Hakan Fidan: Nükleer savaş riski var, bu şaka değil

Dışişleri Bakanı Hakan Fidan, medya kuruluşlarının Ankara Temsilcileriyle bir ortaya geldi. Hakan Fidan gazetecilerle yaptığı toplantıda gündeme ve bölgesel güvenlik ile ilgili kritik bahisleri kıymetlendirdi.

Sözcü’de yer alan habere nazaran, Fidan’ın konuşmasından satır başları şöyle:

ABD SEÇİMLERİ: Dört yıllık bir ortadan sonra artık Trump’ın ikinci periyodunu yaşayacağız. Trump bu defa, Kongre’nin iki kanadında da artık üstünlüğü ele geçirdi. Bu her vakit her öndere tek seçimde nasip olmaz. Bu türlü bir üstünlüğü var. Natürel burada Demokratların dönüp bakıp “Biz ne yaptık, niçin bu kadar büyük bir kayba uğradık?” diye bir sorması lazım. Amerikan seçmeninin tercihine tesir eden kaidelerinin herkes tarafından güzel tahlil edilmesi lazım.

Trump’ın kazanmasıyla bir arada şu anda gündemimizi meşgul eden birtakım jeopolitik krizlerin biraz daha netleşeceği söylenebilir. Uygun yahut makûs tarafta olmasından bağımsız, belirli bahislerde belirsizliğin kalkacağı algısı var. Olağan bu bizim ne kadar lehimize olur, ona da bakmamız gerekecek.

RUSYA UKRAYNA SAVAŞI: Rusya-Ukrayna savaşını durdurmayla yönelik ne cinsten bir adım atılacak merak ediliyor. Gazze sorununda ABD İsrail’e daha ne kadar dayanak verecek? Savaşı durduracak mı yoksa yaygınlaşmasına mı takviye verecek? Bu hususta açıkçası, “Yüzde yüz şunu yapar” dememizi mümkün kılacak fazla bir data yok.

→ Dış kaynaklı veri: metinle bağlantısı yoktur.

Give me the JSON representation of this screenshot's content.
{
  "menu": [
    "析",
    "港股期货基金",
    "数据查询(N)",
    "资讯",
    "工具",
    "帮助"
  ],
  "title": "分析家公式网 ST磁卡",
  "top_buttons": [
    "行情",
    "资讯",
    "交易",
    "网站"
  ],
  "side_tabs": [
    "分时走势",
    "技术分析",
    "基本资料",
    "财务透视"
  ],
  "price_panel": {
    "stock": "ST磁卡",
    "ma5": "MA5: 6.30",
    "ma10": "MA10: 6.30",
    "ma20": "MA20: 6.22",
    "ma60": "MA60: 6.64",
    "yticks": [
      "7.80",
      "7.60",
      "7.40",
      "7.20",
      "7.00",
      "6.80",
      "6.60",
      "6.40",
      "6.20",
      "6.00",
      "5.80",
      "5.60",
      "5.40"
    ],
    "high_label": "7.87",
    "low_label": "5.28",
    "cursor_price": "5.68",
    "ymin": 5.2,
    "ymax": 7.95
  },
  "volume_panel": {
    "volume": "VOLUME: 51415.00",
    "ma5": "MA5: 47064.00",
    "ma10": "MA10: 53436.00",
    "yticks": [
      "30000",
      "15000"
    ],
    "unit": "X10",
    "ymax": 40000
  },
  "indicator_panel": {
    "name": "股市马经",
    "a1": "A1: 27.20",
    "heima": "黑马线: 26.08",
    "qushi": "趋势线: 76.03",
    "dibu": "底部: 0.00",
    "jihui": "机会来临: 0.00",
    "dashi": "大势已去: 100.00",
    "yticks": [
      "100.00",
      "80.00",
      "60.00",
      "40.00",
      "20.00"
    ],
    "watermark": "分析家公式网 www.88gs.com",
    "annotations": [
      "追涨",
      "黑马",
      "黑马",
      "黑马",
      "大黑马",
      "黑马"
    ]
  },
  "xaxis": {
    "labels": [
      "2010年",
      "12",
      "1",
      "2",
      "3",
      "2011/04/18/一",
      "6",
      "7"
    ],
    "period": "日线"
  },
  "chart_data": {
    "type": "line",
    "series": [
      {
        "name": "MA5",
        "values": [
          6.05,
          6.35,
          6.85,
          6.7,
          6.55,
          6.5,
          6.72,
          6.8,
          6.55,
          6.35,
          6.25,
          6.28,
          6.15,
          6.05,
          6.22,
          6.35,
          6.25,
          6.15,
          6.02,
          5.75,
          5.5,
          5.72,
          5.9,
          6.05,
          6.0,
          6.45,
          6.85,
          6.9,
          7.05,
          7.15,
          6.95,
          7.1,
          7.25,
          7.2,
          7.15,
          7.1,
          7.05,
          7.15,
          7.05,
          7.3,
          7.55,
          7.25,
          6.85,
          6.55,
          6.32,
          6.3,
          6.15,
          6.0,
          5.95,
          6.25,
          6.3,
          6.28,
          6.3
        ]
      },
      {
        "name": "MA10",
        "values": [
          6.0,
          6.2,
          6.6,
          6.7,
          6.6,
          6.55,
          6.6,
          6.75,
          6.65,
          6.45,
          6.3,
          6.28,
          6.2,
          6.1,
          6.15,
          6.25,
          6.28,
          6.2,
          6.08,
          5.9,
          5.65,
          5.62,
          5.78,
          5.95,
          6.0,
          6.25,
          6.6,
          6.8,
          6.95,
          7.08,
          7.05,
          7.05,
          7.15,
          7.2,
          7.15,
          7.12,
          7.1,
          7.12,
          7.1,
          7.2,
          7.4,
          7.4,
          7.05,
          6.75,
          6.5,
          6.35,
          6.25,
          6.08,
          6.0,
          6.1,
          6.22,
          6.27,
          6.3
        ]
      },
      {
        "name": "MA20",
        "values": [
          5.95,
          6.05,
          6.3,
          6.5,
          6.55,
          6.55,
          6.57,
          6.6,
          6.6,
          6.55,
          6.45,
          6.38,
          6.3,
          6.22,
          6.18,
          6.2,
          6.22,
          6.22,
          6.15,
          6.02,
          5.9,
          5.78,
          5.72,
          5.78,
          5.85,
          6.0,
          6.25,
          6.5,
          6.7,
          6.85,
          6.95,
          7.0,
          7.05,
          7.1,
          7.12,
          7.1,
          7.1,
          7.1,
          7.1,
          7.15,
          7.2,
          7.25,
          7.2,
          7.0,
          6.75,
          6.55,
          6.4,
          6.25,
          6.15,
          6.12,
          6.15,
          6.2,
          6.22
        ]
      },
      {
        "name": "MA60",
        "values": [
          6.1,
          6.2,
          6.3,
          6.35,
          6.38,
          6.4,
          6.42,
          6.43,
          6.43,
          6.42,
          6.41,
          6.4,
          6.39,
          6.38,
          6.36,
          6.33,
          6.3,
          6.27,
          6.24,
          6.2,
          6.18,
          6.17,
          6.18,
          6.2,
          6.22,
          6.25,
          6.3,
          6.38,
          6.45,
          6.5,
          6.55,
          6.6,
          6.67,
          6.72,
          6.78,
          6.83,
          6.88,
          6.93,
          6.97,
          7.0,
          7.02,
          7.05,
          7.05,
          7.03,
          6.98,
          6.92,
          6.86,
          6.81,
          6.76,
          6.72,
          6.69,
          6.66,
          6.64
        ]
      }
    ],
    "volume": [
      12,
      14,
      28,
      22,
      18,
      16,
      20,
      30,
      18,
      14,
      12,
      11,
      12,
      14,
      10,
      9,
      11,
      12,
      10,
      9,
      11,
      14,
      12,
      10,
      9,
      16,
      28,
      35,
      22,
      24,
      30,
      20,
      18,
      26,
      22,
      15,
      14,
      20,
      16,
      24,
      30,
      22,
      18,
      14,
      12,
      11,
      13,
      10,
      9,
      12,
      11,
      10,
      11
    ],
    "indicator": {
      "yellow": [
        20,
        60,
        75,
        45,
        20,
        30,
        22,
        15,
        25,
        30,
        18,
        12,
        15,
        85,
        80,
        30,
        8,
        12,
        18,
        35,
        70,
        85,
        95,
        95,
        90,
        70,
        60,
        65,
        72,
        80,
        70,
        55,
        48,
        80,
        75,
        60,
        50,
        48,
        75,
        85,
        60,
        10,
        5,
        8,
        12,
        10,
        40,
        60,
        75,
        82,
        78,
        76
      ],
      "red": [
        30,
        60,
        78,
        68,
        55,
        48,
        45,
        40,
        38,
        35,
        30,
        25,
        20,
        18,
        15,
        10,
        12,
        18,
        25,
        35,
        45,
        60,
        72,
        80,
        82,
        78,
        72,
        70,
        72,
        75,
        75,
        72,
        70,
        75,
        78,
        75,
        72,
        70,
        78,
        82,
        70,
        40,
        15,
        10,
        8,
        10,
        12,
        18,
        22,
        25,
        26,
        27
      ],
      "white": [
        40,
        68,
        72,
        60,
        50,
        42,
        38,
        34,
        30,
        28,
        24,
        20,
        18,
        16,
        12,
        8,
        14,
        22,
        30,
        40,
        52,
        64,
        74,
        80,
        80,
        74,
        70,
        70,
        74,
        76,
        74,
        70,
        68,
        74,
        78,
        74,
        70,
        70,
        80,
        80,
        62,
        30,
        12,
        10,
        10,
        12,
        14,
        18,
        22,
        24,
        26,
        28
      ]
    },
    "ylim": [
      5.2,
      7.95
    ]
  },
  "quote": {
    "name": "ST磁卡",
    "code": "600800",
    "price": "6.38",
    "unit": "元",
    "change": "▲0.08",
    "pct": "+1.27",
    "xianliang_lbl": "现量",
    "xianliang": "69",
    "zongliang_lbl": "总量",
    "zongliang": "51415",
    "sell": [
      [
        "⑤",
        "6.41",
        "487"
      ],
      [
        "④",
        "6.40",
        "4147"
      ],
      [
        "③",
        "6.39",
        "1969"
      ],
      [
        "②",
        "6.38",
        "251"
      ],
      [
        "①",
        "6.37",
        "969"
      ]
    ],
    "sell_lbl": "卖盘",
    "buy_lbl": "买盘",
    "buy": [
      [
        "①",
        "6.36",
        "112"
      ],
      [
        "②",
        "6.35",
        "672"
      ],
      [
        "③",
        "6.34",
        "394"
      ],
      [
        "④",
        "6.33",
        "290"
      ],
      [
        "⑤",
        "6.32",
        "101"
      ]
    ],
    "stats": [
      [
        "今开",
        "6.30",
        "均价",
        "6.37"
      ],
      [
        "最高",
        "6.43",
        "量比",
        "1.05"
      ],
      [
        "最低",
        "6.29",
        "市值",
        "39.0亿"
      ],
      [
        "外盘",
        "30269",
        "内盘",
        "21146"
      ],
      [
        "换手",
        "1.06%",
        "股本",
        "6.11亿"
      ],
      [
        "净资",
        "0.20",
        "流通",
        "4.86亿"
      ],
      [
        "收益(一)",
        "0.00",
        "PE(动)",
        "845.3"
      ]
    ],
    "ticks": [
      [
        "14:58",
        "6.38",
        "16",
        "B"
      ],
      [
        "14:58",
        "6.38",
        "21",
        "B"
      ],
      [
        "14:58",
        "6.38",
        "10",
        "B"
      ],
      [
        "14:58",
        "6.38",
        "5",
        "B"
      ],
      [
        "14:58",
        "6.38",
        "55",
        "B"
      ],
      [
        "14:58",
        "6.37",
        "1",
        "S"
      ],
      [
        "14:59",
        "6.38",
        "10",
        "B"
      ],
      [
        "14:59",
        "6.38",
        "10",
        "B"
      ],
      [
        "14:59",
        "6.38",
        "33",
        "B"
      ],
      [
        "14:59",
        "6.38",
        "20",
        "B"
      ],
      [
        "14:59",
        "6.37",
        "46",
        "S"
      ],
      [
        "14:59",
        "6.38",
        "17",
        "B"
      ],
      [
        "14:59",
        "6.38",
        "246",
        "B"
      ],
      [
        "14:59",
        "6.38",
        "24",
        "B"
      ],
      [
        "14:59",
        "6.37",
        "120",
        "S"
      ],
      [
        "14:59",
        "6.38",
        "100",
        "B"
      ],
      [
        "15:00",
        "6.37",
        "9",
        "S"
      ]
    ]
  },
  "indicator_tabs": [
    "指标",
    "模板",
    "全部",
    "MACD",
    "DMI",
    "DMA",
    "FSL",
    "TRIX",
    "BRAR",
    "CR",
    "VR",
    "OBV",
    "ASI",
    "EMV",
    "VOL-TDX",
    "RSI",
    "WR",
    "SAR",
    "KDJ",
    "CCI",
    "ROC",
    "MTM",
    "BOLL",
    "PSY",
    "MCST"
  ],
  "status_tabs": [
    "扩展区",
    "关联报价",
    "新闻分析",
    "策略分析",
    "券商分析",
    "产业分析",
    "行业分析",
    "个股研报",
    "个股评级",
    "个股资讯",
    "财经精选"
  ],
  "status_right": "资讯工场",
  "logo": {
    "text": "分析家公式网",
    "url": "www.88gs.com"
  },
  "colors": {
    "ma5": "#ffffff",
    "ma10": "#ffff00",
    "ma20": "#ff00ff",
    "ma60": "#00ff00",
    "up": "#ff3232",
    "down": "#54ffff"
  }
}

Temelde iki konu var. Birincisi, şayet Kabineye bakarsanız, görülen emare, bu kadar İsrail yanlısı bir kabinenin Netanyahu’nun bütün yayılmacı emellerini destekleyeceği tarafında. İkincisi ise Trump’un “Ben savaşları bitirmeye geliyorum, yeni savaş çıkarmaya değil” diyor olması. Bu kelamını temel alırsanız, buradan hareketle tam aksi istikamette bir emareden kelam etmek de mümkün. Artık bu iki farklı, iki tezat emeranin birbirini ne kadar dengeleyeceğini, bunun bölgeye nasıl yansıyacağını önümüzdeki süreçte göreceğiz.

SAVAŞ RİSKİ: Putin’in söz ettiği global savaş riski, natürel ki savaşı geniş manasıyla kullanmak koşuluyla- daima bizim de uyardığımız bir mevzu. Ukrayna’da devam eden savaşın, Gazze’de devam eden savaşın artık fay sınırlarını giderek derinleştirdiğini ve aşikâr aktörleri bir ortaya getirdiğini, kutuplaşmanın arttığını görüyoruz. Münasebetiyle belirli kanatlar artık birbirini gözlemeye başlıyorlar. Bu manada bir global yaygınlaşma var. Artık yani Kuzey Kore’nin dünyanın öbür ucundan savaşa faal taraf olmasını görüyoruz askerlerini göndererek. Amerika’nın baştan beri gönderdiği silahlar, Avrupa’nın gönderdiği silahlar, savaşa açıktan taraf oldukları bir durumu ortaya çıkardı. Şu anda hem ekonomik, hem siyasi hem de sıcak savaş olarak devam eden topyekun bir gayret var. Bunu sözün geniş manasıyla bir global savaş olarak 17 nitelendirmek mümkün. Kıymetli olan bunun şiddetinin artmaması. Aşikâr yerlerdeki ekonomik ve siyasal savaşın, sıcak savaşa dönüşmemesini temin etmek. Artık her iki taraf da elini yükselterek bir gerçekliği ortaya koyuyor.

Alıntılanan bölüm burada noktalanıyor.